Publication at Faculty of Medicine in Pilsen |
2019

Abstract

Pulmonary small cell carcinoma (SCLC) can be usually diagnosed based on the morphological evaluation of routine histological or cytological preparations. However, immunohistochemistry may be also necessary in problematic cases.

Insulinoma-associated 1 (INSM1) has recently been reported as a highly sensitive and specific marker that displays positivity in ~90%-100% of poorly differentiated pulmonary neuroendocrine tumors. We compared diagnostic performance of INSM1 and previously reported composite marker CD56 + p16 + thyroid transcription factor-1 (TTF1) in the diagnosis of SCLC in small biopsy specimens and cytoblocks.

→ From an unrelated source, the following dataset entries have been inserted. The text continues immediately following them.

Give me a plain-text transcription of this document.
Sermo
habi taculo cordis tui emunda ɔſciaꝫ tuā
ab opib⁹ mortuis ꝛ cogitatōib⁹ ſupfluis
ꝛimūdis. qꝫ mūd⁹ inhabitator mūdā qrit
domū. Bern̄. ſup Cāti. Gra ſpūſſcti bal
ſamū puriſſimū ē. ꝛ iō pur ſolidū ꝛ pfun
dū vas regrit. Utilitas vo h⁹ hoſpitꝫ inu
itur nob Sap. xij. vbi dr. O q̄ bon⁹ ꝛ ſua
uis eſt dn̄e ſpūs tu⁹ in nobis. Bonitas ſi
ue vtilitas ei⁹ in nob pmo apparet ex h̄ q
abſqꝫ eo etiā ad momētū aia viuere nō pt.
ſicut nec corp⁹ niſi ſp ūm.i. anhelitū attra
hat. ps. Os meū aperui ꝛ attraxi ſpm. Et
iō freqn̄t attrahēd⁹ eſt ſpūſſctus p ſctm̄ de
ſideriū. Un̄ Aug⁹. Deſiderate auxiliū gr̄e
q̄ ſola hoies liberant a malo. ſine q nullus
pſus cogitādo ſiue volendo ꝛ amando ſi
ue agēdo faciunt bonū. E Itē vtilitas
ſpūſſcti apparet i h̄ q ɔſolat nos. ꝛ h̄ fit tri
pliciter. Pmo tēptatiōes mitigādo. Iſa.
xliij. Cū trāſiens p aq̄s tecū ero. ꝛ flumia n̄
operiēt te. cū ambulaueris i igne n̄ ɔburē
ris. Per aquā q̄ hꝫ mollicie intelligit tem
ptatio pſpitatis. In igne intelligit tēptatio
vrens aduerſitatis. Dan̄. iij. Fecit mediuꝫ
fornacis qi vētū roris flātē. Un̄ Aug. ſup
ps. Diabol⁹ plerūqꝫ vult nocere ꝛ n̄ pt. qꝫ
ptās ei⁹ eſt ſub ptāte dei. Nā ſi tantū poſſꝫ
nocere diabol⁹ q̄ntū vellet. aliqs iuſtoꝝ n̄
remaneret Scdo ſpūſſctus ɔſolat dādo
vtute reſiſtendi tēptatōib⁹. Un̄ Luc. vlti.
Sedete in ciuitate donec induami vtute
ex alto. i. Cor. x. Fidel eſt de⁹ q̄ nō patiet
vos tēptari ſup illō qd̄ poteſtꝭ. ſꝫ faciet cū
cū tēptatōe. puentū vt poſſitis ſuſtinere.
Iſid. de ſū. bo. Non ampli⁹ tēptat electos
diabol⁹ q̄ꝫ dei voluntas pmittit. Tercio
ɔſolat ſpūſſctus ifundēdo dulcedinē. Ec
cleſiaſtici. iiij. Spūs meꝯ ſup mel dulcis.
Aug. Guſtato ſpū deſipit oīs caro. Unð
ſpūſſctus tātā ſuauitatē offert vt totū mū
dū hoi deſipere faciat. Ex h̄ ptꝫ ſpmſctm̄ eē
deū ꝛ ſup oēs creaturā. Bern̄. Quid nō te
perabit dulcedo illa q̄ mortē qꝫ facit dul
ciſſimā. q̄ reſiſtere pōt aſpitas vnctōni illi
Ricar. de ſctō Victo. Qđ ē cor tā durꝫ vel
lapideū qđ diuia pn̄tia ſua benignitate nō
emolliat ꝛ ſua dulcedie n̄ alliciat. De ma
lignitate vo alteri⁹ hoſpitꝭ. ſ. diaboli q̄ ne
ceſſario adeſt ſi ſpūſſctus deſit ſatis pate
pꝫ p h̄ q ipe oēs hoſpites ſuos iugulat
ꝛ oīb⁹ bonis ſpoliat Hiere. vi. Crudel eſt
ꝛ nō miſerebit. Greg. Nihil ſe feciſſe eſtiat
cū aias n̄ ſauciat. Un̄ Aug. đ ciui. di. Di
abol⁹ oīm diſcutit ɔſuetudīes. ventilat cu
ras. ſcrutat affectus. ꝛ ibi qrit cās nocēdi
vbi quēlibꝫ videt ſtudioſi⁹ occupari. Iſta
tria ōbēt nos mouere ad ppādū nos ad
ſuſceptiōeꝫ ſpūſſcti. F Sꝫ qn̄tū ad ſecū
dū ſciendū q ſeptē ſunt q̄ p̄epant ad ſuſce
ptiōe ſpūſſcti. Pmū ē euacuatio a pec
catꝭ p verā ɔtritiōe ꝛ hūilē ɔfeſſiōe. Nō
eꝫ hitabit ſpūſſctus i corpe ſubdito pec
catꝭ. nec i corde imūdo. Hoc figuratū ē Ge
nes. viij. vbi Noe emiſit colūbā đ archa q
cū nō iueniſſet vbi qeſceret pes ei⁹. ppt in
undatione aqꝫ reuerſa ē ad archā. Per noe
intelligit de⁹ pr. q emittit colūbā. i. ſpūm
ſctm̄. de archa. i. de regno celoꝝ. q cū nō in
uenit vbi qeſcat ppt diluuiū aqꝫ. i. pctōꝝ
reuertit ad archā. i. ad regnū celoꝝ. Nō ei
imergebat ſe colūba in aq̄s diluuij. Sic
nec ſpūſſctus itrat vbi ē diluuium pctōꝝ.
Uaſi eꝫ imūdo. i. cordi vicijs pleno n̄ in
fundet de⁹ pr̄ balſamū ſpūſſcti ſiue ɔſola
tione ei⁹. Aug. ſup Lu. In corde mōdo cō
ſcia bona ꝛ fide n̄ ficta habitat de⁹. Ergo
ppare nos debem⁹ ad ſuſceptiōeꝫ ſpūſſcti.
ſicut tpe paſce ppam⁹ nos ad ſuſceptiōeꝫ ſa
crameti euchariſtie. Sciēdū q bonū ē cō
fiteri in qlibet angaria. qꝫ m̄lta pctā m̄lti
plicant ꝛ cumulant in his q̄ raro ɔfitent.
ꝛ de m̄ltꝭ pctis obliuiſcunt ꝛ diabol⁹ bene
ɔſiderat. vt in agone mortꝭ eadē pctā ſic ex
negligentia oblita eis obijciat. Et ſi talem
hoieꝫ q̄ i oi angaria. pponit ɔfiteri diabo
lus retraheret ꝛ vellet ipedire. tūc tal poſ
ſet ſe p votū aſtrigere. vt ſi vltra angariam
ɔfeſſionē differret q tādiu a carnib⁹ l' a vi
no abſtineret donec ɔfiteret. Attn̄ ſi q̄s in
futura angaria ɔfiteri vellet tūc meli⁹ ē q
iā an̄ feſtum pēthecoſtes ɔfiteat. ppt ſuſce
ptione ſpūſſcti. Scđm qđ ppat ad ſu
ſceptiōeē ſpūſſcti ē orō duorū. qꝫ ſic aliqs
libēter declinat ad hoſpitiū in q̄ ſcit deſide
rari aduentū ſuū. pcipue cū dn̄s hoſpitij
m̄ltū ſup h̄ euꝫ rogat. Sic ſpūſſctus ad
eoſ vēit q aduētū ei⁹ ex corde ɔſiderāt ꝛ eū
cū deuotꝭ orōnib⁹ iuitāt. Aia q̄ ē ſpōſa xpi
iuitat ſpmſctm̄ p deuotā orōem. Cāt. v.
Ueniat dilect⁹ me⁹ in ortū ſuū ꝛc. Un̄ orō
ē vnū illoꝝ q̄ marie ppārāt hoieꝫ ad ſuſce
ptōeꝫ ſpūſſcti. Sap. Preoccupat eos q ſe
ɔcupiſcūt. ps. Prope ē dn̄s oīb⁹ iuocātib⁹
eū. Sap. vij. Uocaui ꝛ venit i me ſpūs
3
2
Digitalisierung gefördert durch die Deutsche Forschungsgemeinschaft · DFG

The composite marker CD56 + p16 + TTF1 correctly classified 100% of SCLC cases, and its sensitivity was significantly higher than the sensitivity of INSM1. Among 100 SCLC cases, CD56, TTF1, and p16 each individually classified more specimens correctly than INSM1 (CD56: 84%, TTF1: 89%, p16: 95%, INSM1: 81%); the difference was statistically significant only for p16.

INSM1 showed the lowest classification agreement between paired biopsy and cytoblock specimens (κ = 0.182), whereas CD56 and p16 displayed perfect agreement (κ = 1) and TTF1 showed moderate agreement (κ = 0.4). Although INSM1 is reportedly the most specific marker of SCLC, its sensitivity is not superior to p16 or composite marker CD56 + TTF1 + p16.

Based on this study, we propose the following algorithm, which, in the appropriate clinical and histological context, may be useful in establishing the correct diagnosis of SCLC: First, INSM1 detection is performed, and if the result is negative, CD56 is added, followed successively by p16 and TTF1 if all previously applied markers are negative. This approach should detect most, if not all, SCLC cases, while successively trading specificity for sensitivity.